Naming Committee forums highlights, next steps

Corryn Brock, News Editor

Eastern’s Naming Committee has concluded its seven forums dedicated to hearing opinions on the potential renaming of Douglas Hall.

The forums showed a strong interest in renaming the hall, with few speaking in favor of retaining the name.

The forums do not account for the opinions collected by the Naming Committee in the form of a survey.

The survey can be found at go.eiu.edu/EIUDouglasHallSurvey and everyone connected to Eastern is encouraged to participate in the survey.

Douglas Hall is named after Stephen Douglas. The hall was named in tandem with Lincoln Hall, named after Abraham Lincoln.

The halls were named  in 1952 to commemorate a debate between Lincoln and Douglas in 1858 as a part of a series of debates around Illinois.

Douglas was a proponent to slavery and is thought to have built his career on his support for slavery.

Renaming the hall has been discussed since 2010 when it was first brought to the Eastern Naming Committee.
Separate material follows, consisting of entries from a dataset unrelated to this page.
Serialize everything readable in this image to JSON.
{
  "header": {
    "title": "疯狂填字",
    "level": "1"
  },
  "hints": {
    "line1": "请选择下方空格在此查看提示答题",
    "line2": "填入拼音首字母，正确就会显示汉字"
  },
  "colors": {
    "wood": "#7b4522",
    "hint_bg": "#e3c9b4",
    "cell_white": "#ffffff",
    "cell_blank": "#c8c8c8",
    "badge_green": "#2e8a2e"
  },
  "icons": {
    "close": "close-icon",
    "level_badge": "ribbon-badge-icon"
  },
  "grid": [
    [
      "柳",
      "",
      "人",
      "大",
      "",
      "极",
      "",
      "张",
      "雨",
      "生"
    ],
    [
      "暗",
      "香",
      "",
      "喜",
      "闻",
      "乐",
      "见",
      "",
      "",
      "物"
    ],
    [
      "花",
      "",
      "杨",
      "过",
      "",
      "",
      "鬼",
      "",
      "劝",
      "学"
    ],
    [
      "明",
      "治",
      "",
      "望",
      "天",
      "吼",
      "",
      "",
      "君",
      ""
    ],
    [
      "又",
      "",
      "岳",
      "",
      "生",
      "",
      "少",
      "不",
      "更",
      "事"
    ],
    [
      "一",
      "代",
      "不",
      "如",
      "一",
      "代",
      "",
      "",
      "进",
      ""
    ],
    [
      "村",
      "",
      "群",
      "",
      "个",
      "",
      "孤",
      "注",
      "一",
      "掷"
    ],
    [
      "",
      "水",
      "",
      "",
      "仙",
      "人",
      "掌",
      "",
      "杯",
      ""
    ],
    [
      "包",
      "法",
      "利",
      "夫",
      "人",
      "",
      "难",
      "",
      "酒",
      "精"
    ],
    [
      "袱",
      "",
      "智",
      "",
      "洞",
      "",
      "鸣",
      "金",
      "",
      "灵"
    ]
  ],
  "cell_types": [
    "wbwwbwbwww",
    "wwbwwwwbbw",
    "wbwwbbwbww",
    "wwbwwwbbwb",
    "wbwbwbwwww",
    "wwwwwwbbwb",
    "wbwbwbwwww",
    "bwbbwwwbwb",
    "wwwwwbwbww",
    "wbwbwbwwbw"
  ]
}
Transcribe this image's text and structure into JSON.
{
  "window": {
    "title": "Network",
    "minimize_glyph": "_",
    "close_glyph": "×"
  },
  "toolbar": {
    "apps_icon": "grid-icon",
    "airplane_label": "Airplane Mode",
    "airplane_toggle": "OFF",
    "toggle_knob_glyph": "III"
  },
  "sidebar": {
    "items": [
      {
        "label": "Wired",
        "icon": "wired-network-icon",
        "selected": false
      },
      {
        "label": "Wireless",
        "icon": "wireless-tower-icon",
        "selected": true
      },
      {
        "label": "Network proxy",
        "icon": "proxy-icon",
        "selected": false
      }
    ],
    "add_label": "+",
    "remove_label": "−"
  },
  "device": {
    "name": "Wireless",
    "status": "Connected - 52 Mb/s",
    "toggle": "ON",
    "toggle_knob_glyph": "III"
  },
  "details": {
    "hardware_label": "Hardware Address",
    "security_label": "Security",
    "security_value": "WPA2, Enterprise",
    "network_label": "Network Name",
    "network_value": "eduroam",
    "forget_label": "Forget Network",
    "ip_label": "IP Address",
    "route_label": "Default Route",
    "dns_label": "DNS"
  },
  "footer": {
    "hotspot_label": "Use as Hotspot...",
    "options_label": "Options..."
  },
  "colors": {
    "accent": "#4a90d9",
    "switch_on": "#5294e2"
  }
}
This is the third time the committee has addressed the naming.

When University President David Glassman began restaffing the Naming Committee in the Fall 2020 semester he said the committee was being brought together once  again following a summer full of racial injustices being addressed across the nation.

“This is an issue that has been discussed and evaluated and debated for about a decade now and we’ve had two major university reviews of a potential name change and then during course of the summer there obviously has been a great deal of additional awareness and the whole nation is grappling with the issues of systematic racism and differential social justice and discrimination based on one’s race and while the president’s council was working all summer primarily on COVID-19 return to campus plans, this issue kept coming up for us in our discussions and we felt the time is now to really evaluate it again under the new light, under the current awareness’s that are taking place across our nation,” Glassman said.

Many cited the summer of protests against racial inequalities as the main reason the university needed to rename Douglas Hall. Others said the names hold a historical significance that should not be forgotten by changing the name.

Glassman said he could understand both sides of the debate.

“The debate continues on because both sides have valid opinions, valid positions but this time I want it to be evaluated rather by the point of EIU’s mission, our values, our commitment to inclusion and have that as a meaningful part of the discussion instead of just the debate,” Glassman said.

The reasons behind the attendees’ answers in the forums varied but most came back to one conclusion; change the name of Douglas Hall:

“Diversity comes with honor. A lot of diverse individuals have gone through things in our history and this could be a first step toward change, you know, honoring the right people,” Raven Ramsey, junior construction management major and resident of Douglas Hall said March 23 during the all-student forum.

“I think that the debates are commemorated here. They’re commemorated at the fairgrounds, we have those statues of Lincoln and Douglas debating that appear in the other debate cities as well with a museum, with a plaque that really does a great job of contextualizing and dealing honestly with them,” Bonnie Laughlin-Schultz, associate professor of history, said on March 24 during the all-faculty forum. “So I don’t think that they also need to be commemorated on campus.”

“I came into this leaning towards changing the name but wanted to hear the discussion before I decided, and I haven’t really heard much in the way of a very persuasive argument to keep the name. I think it would be a great gesture to change it, whether it’s Frederick Douglass Hall or some other name,” Ted Gregory, member of the Alumni Association Board of Directors said on March 25 during the community forum. “But I do think it’s important to send the right message that name really has no place at an institution like Eastern Illinois.”

“This shouldn’t even be a thought when your student body is saying ‘we don’t want this anymore’ it shouldn’t really matter what the community says,” Christian Watson, a freshman Spanish education major and member of Alpha Psi Lambda, said during the forum for select student groups on March 29. “…The school should be able to adapt and adjust based on the current body and the needs and concerns of the student now.”

“Changing the hall name is just common sense. The last thing that any of us want to do is make someone feel uncomfortable or unwelcome,” Justin Richards, a senior digital technology major and student vice president of Academic Affairs said during a forum for select student groups on March 30. “EIU has the phrase ‘All In.’ We’re told EIU is all in… “We shouldn’t be promoting anyone who has negatively affected any population.”

“In my opinion, public memory changes all the time, we know that. There’s no one alive today that has a personal connection to the debates so it’s very far from public memory so I feel like it’s something that should be memorialized and kept in a museum as it was an event in which two racist white men argued over their racist beliefs while a racist crowd cheered them on,” Ben Drake, national communications coordinator for the Residence Hall Association and history education major, said during a forum for members of the Residence Hall Association on April 1.

Moving forward, the Naming Committee will take all of the information available to them and come to a final decision on whether they will support renaming or retaining the name of Douglas Hall.

The committee will then make a recommendation to Glassman and the Board of Trustees who will ultimately decided what will happen to the name of Douglas Hall.